Si vous regardez attentivement tout en bas à droite du tableau, vous allez reconnaître Baudelaire, assis, complètement absorbé par son livre. Courbet l'a placé parmi ses amis et les écrivains qui l'accompagnent dans sa vie artistique.
Mais regardez juste à côté de lui.
Il y a une silhouette à peine visible, complètement effacée… ou plutôt, si l’on veut être précis : en train de réapparaître.
Cette femme, c'est Jeanne Duval, la compagne de Baudelaire et l'une des grandes figures de sa vie.
Courbet l'avait représentée à côté du poète, puis elle a été recouverte de peinture. Différents documents d’historiens indiquent que cette disparition serait liée à la demande de Baudelaire, après une nouvelle rupture entre les deux amants.

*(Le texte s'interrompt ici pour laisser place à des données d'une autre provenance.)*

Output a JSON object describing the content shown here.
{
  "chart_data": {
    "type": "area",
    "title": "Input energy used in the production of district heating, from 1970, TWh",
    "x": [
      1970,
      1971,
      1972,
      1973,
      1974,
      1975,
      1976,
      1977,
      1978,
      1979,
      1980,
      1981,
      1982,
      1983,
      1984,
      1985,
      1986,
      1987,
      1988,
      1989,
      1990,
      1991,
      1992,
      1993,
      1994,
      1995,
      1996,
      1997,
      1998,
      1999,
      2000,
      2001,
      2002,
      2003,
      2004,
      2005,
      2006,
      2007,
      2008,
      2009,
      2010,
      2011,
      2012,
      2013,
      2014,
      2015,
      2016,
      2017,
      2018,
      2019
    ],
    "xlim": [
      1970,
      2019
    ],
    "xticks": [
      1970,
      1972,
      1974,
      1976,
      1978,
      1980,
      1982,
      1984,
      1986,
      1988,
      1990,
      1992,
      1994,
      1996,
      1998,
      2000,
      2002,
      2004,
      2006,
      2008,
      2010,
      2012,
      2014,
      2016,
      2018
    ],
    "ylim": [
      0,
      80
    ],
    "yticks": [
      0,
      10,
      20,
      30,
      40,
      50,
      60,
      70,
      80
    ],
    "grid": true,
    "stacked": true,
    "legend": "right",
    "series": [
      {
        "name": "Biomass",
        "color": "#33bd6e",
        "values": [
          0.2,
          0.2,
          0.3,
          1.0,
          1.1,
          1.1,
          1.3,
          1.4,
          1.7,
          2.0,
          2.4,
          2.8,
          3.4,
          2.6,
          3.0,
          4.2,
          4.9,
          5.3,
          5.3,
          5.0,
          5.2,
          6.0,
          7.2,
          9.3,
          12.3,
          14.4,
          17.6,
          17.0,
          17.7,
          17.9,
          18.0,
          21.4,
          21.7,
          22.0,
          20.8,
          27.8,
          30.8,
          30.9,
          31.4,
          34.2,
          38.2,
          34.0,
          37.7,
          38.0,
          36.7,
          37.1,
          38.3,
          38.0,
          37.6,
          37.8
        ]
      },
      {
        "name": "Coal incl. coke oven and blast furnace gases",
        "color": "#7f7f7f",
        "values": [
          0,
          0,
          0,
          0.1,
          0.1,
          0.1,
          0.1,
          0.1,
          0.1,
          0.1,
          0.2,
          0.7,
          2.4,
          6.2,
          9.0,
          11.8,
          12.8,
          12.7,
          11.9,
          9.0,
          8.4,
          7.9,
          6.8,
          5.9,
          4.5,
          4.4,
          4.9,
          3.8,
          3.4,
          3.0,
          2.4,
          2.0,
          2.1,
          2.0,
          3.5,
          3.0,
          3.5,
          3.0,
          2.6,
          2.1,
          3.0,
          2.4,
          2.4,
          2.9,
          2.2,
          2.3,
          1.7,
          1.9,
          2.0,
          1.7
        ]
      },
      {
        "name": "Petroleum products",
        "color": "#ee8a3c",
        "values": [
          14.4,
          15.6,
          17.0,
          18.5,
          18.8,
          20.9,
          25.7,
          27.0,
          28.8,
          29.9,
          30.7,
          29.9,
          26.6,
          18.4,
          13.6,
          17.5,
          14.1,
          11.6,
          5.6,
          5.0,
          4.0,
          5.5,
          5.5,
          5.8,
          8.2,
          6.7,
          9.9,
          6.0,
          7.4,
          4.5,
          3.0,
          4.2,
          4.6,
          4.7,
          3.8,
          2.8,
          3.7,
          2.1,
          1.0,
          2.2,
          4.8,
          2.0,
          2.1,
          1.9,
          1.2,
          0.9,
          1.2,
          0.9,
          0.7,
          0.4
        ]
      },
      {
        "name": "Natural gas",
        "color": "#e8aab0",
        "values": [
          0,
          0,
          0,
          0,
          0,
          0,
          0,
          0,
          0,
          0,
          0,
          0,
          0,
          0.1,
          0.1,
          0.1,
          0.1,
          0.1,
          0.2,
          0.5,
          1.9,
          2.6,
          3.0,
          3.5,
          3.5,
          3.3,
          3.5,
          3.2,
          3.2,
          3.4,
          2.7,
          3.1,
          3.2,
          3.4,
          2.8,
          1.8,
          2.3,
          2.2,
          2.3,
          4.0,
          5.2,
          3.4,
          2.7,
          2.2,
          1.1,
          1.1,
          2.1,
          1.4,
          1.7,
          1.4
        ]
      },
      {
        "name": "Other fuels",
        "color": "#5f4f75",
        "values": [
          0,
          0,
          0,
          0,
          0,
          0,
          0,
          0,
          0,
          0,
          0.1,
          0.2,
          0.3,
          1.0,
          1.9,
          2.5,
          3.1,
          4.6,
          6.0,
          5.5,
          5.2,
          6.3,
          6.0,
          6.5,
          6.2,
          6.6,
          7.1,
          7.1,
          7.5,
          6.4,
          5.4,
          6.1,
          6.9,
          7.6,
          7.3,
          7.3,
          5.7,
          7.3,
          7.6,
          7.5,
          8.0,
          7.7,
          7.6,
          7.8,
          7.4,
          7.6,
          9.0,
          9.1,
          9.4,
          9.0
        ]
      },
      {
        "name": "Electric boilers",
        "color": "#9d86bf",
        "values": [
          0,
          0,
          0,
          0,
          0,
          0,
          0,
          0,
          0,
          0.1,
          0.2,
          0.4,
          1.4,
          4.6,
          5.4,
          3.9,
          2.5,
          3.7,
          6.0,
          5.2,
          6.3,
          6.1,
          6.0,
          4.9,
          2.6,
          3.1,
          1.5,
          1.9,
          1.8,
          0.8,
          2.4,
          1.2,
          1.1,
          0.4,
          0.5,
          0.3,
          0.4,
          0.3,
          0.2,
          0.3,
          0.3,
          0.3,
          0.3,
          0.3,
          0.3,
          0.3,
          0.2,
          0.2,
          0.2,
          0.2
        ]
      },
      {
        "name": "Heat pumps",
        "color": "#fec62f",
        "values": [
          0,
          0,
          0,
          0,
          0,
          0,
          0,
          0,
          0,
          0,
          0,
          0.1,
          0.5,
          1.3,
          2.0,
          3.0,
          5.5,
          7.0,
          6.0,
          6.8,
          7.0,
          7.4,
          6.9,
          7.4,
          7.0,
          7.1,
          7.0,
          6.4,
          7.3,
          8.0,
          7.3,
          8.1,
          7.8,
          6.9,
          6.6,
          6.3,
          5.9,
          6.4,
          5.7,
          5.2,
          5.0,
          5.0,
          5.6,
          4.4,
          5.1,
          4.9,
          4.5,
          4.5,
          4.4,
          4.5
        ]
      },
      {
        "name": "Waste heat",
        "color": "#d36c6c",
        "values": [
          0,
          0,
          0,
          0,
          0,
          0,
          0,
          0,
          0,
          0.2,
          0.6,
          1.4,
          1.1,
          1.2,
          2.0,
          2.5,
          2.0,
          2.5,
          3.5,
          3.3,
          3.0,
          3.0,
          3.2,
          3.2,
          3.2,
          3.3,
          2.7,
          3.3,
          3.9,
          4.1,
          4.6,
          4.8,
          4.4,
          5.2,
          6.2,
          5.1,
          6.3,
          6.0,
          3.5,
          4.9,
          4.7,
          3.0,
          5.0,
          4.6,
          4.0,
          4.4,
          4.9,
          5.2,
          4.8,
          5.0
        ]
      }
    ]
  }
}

Alors, pendant des décennies, Jeanne disparaît presque complètement. Puis le temps fit son œuvre. Les vernis vieillissent, les couches deviennent plus transparentes et, peu à peu, sa silhouette réapparaît.
Je trouve que cette anecdote est une belle métaphore de la vie de Jeanne Duval.
Longtemps restée dans l'ombre de Baudelaire. Leur relation, faite de séparations, de retrouvailles et de conflits, a pourtant profondément marqué le poète, qui lui consacre notamment plusieurs poèmes des Fleurs du mal, dont « Parfum exotique », « La Chevelure » ou encore « Le Serpent qui danse ».
Sans jamais être citée pour autant. Une nouvelle femme invisibilisée que la peinture a décidé de révéler en vieillissant.